Other animal sounds to be reproduced include those of the cougar, grizzly bear, screech owl, black-tailed deer, Roosevelt elk, golden-crowned kinglet, red-breasted sapsucker and the glaucous winged gull.

The intention is to give (human-produced) voice to taxidermied birds and mammals in the museum. The ensemble will also replicate the sounds of wind and surf. Music for Natural History is the brain-child of Pearson and co-composer Paul Walde. These acoustic performances will be live — nothing is pre-recorded.

The instrumentation includes cello, accordion, recorder, clarinet, saxophone, flute, violin, viola and ocarina. To get the correct sounds, unorthodox methods must sometimes be used. Violinists create squeaks using Styrofoam. Other noises are made using just the mouthpieces of recorders. Walde will recreate crashing surf using a bass drum turned on its side.

“Some of it’s hilarious,” Pearson said.

“It looks funny when someone is making a sea-lion sound,” agreed Walde.

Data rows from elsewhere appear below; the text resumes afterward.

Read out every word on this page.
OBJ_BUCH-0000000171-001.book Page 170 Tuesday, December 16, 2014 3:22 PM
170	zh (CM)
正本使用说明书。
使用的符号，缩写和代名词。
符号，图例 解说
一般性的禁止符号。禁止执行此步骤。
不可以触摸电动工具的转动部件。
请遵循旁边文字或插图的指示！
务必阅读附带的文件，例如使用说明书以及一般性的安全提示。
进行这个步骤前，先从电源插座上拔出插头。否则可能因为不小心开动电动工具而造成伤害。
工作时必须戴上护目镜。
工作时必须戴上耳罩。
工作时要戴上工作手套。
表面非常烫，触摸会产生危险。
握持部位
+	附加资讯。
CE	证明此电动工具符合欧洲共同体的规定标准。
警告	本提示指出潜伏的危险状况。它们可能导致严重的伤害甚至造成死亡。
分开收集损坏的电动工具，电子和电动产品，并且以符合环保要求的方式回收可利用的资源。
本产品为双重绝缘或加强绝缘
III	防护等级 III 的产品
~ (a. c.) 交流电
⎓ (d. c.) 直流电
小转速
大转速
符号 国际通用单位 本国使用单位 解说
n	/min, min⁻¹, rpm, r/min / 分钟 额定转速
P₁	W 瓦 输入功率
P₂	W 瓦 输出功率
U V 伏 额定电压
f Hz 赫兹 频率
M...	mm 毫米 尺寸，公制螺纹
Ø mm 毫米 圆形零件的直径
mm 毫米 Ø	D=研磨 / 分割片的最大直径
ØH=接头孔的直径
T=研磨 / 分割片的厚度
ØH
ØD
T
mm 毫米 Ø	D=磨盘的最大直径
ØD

“Arp, arp, arp, arp!” said Pearson.

It sounds like fun. Yet the 75-minute Music for Natural History concert has serious intent. Walde and Pearson say it is, in part, an attempt to reconnect people with their natural environment. In an urban environment, it’s easy to become detached from nature.

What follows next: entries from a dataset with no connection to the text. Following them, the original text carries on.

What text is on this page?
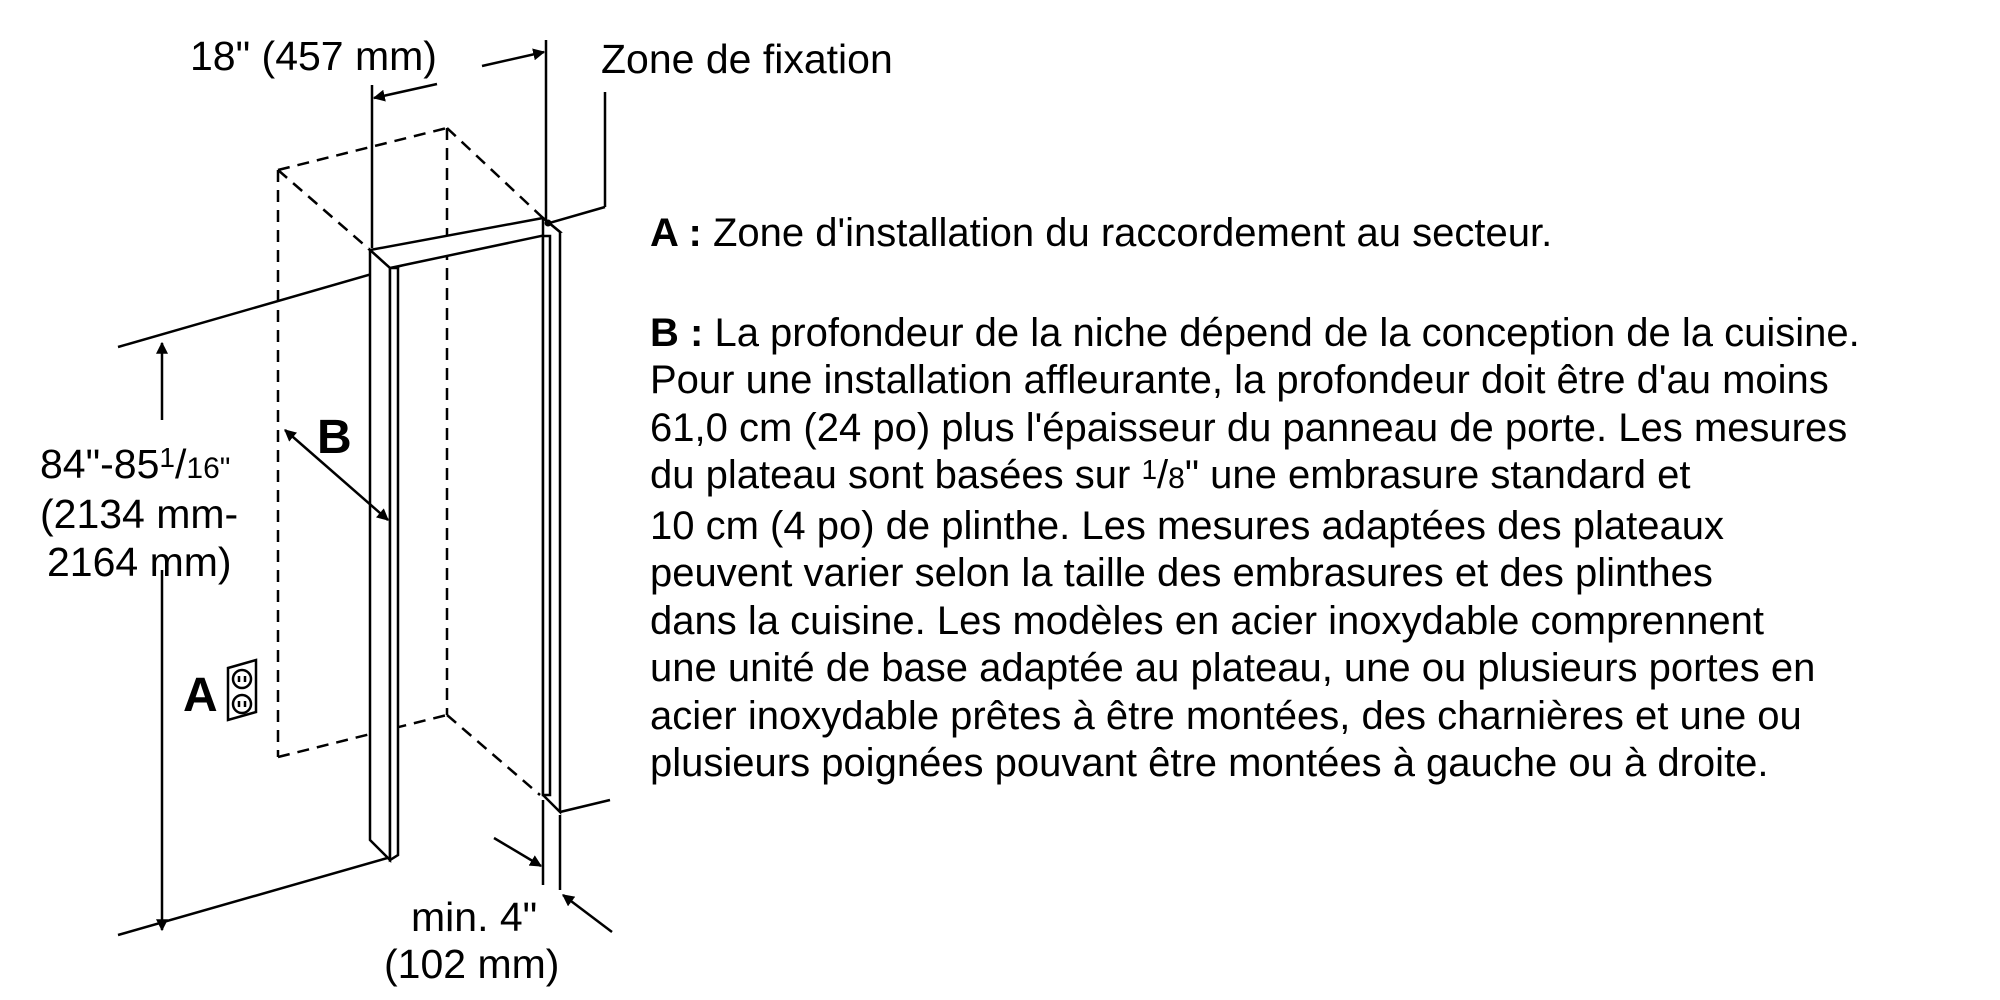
18" (457 mm)	Zone de fixation
$84"-85^1/16$"
(2134 mm-
2164 mm)
B
A
min. 4"
(102 mm)

A : Zone d'installation du raccordement au secteur.

B : La profondeur de la niche dépend de la conception de la cuisine.

Pour une installation affleurante, la profondeur doit être d'au moins

61,0 cm (24 po) plus l'épaisseur du panneau de porte. Les mesures

du plateau sont basées sur $^1$/8" une embrasure standard et

10 cm (4 po) de plinthe. Les mesures adaptées des plateaux

peuvent varier selon la taille des embrasures et des plinthes

dans la cuisine. Les modèles en acier inoxydable comprennent

une unité de base adaptée au plateau, une ou plusieurs portes en

acier inoxydable prêtes à être montées, des charnières et une ou

plusieurs poignées pouvant être montées à gauche ou à droite.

As well, these performances have a subtext: Due to climate change and other human-related causes, some of these natural sounds are beginning to disappear.

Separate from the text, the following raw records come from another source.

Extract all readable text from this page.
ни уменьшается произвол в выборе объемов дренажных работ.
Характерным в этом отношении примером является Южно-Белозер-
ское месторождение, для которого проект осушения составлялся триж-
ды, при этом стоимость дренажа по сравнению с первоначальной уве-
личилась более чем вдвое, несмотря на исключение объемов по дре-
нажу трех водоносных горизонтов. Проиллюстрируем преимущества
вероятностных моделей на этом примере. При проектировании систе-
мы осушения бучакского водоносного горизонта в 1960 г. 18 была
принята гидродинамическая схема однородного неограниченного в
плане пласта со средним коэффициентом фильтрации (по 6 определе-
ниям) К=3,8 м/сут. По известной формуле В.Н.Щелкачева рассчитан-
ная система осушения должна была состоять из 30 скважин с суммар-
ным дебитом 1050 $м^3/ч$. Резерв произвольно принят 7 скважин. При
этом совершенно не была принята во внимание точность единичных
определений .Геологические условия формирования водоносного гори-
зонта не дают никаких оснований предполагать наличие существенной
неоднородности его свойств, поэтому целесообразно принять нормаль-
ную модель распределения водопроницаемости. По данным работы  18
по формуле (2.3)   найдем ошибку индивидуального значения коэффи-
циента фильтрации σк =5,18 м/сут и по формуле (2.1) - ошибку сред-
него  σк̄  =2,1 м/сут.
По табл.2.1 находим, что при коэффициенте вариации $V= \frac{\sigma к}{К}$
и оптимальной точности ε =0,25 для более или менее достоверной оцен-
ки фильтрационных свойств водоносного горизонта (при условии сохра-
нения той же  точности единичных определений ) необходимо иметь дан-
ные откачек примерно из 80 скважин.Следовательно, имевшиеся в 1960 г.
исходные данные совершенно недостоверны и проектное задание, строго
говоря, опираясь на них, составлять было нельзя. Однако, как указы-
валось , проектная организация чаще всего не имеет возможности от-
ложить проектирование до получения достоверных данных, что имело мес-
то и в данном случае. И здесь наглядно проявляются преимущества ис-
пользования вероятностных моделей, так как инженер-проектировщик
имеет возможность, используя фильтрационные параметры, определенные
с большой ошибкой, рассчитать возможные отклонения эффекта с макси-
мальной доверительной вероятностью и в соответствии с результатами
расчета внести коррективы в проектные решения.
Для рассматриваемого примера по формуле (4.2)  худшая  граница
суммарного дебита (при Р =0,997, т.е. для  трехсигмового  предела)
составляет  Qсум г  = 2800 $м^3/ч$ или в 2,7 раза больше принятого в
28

“It is tragic,” Pearson said.

There’s a long tradition of composers inspired by nature. Contemporary practitioners include John Luther Adams and Bernie Krause. Going further back, there are such compositions as Vaughan Williams’ Lark Ascending and Respighi’s The Birds.

Pearson and Walde met when they participated in a 2012 event called Site & Sound. For that, musicians, sound artists and poets were invited to perform at the museum after hours. The organizer then suggested Pearson and Walde collaborate once again, the result being Music for Natural History.

The concert has two components. There is The Elk Concerto, taking place in the forest diorama (the dome’s capacity for odd echoes provides an added dimension). Then there’s The Shoreline Operetta, which takes place beside the shoreline diorama.

Although the audience moves from one section of the museum to the other, they are mostly seated. Musicians move to and fro, playing their sounds and then departing. The music is memorized — no music stands allowed.

Music for Natural History was scored in an unconventional manner. For instance, the score contains suggestions on how to create certain sounds vocally. And it comes with sound samples to which musicians/singers are encouraged to listen.

Rather than reading a score, the approach was more reminiscent of a play script or dance choreography, which gives the performer a certain leeway.

“Some things are very tightly orchestrated, though,” Walde said. “For example, Tina does this cougar growl that scares the deer. And then that gets the squirrel upset.”

A warning for parents: it’s not a Disney-like evening out for the kids.

“We’re not trying to entertain people. It’s an art piece. It’s for your contemplation and enlightenment. It’s not meant to be, ‘Oh, that was a catchy tune,’ and you forget about it when you walk out,” Walde said.

His previous environmentally themed works include Requiem for a Glacier. For that 2013 performance, 50 musicians (many of them community players) journeyed to Farnham Glacier in the Kootenays. Requiem for a Glacier was intended to bring awareness of glaciers melting due to climate change. The text, in Latin, was a translation of a provincial government news release announcing the approval of Jumbo Glacier Resort.

At the most basic level, the composers hope Music for Natural History makes audiences more aware of their natural environment.

“If we open ears,” Pearson said, “then it’s been a success.”